Quand, après avoir restauré l’atmosphère de Mars, après avoir abattu son gouvernement oppressif, le héros peut enfin embrasser la rebelle Melina, Quail s’interroge « What if this is a dream? » La jeune femme de lui répondre « Well, then kiss me quick before you wake up. » Le spectateur a alors le choix, tandis que l’écran vire au blanc : est-ce que je viens de voir un happy ending dont l’absurdité est conforme au genre du film, ou est-ce que le personnage meurt sous mes yeux et j’assiste impuissant à la fin de son rêve et à la mort cérébrale qu’on lui avait promise ?

Pour conclure, et peut-être pour faire taire le débat sur la différence entre le texte et le film, n’oublions pas la fameuse scène de la goutte de sueur, scène tellement dickienne que certains la cherchèrent dans ses romans ! La mise en scène de Verhoeven place son protagoniste devant des miroirs, instaurant ainsi d’emblée le thème du double qu’il accentue par un montage rapide et parallèle entre le personnage de Quaid et celui du docteur Edgemar. Ce dernier veut le convaincre de revenir à la réalité, que tout ce qu’il expérimente n’est qu’une illusion, qu’il est toujours dans les locaux de Rekall et qu’il risque de mourir s’il ne réagit pas. Tout ce qu’il a à faire est de prendre une gélule qui incarne son acceptation du réel. Mais est-ce un simple symbole ou du poison ? Or Edgemar transpire, révélant à Quaid qu’il se trouve bel et bien dans la réalité, contrairement à ce qu’on lui affirmait. Il est bien connu qu’il n’est pas possible de rêver d’une goutte de sueur, n’est-ce pas ? (fondu au blanc pendant que vous réfléchissez à la réponse)

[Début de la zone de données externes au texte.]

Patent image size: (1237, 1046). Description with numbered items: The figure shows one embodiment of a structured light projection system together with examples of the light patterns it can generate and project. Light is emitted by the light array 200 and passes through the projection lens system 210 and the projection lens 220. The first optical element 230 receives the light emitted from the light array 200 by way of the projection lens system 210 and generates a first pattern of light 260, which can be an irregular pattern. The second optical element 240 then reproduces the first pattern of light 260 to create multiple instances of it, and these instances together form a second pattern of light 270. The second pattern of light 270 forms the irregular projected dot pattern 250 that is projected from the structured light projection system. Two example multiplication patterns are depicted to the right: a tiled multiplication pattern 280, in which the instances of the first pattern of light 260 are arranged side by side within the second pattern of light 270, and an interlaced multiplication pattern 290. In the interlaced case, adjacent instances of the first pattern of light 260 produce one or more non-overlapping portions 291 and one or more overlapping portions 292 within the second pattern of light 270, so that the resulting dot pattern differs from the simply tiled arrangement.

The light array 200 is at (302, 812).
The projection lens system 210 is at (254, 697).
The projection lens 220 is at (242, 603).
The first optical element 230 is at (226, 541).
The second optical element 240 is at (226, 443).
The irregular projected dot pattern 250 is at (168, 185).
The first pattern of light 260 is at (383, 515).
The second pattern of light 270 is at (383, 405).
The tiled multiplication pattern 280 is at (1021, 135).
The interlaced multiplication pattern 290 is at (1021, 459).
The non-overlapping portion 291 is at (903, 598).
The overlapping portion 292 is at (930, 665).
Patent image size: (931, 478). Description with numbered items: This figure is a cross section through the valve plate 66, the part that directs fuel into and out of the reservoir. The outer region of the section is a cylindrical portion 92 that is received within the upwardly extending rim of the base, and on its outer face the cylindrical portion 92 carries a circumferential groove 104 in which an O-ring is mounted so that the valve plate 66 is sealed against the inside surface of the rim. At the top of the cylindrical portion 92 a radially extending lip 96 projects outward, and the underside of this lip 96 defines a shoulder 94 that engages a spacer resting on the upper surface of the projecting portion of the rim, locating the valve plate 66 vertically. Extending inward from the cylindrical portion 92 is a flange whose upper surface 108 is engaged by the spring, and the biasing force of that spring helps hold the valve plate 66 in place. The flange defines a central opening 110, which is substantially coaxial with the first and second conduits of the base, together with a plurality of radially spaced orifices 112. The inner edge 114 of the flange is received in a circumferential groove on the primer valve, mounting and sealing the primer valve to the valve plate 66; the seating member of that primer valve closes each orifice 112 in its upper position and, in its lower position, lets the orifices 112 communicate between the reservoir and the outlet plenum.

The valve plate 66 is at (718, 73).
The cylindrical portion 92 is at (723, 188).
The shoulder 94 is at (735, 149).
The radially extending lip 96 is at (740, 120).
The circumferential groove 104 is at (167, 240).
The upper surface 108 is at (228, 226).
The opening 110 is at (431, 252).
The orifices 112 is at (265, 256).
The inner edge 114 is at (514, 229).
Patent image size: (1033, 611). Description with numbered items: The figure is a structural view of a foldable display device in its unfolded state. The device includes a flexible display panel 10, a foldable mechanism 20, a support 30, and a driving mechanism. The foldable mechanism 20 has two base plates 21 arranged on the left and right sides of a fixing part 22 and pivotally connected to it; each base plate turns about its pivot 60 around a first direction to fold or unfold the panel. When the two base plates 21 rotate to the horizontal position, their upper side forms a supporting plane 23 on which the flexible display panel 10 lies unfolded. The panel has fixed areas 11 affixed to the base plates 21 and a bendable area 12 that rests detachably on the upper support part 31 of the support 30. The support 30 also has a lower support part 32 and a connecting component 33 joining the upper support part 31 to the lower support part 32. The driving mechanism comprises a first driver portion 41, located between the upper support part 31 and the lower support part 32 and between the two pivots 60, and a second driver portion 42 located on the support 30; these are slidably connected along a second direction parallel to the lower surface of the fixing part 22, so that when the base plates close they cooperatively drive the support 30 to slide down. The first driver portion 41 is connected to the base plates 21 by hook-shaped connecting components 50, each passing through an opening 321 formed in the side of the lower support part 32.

En 2012 est sorti un remake, signé Len Wiseman avec Colin Farrell dans le rôle de Douglas Quaid. Philip K. Dick n’est plus cité au générique, le film n’étant pas une adaptation de son œuvre.

Après la sortie de Total Recall, nous n’avons pas eu que des chefs-d’œuvre, loin de là. D’ailleurs l’éventail des films dickiens couvre tout l’empan du cinéma, du monument au film tout aussi inutile que le temps perdu à le regarder. De quoi ce film est-il l’objet ? Un remake qui penche plus du côté de Blade Runner que de Total Recall, qui bégaye le scénario original sans avoir rien à dire d’autre que « pourquoi avoir fait ce film ? »

Certes, l’idée d’une Terre scindée en deux, une Metropolis à l’échelle planétaire plaçant les nantis et leur confort sur un hémisphère et les forces prolétariennes et leurs souffrances de l’autre est assez plaisante et la « Chute », le tunnel gigantesque qui traverse la Terre offre de belles images.

Nous retrouvons alors dans un cadre strictement terrien (et ostensiblement Bladerunnerien) la même intrigue que celle du film original. Le tout est assez paradoxalement bien moins subtil. Car si le long métrage joue la carte du film d’action, les répliques à double sens sur le rêve et la réalité tombent bien souvent à plat.

Une version longue est sortie, ajoutant notamment un plan final qui indique que Quaid est dans le monde des rêves et qu’il choisit d’y rester. Cela fait bien longtemps que le spectateur l’avait compris, le personnage passant le film poursuivi par des androïdes aussi sophistiqués qu’incapables de toucher une seule fois leur cible.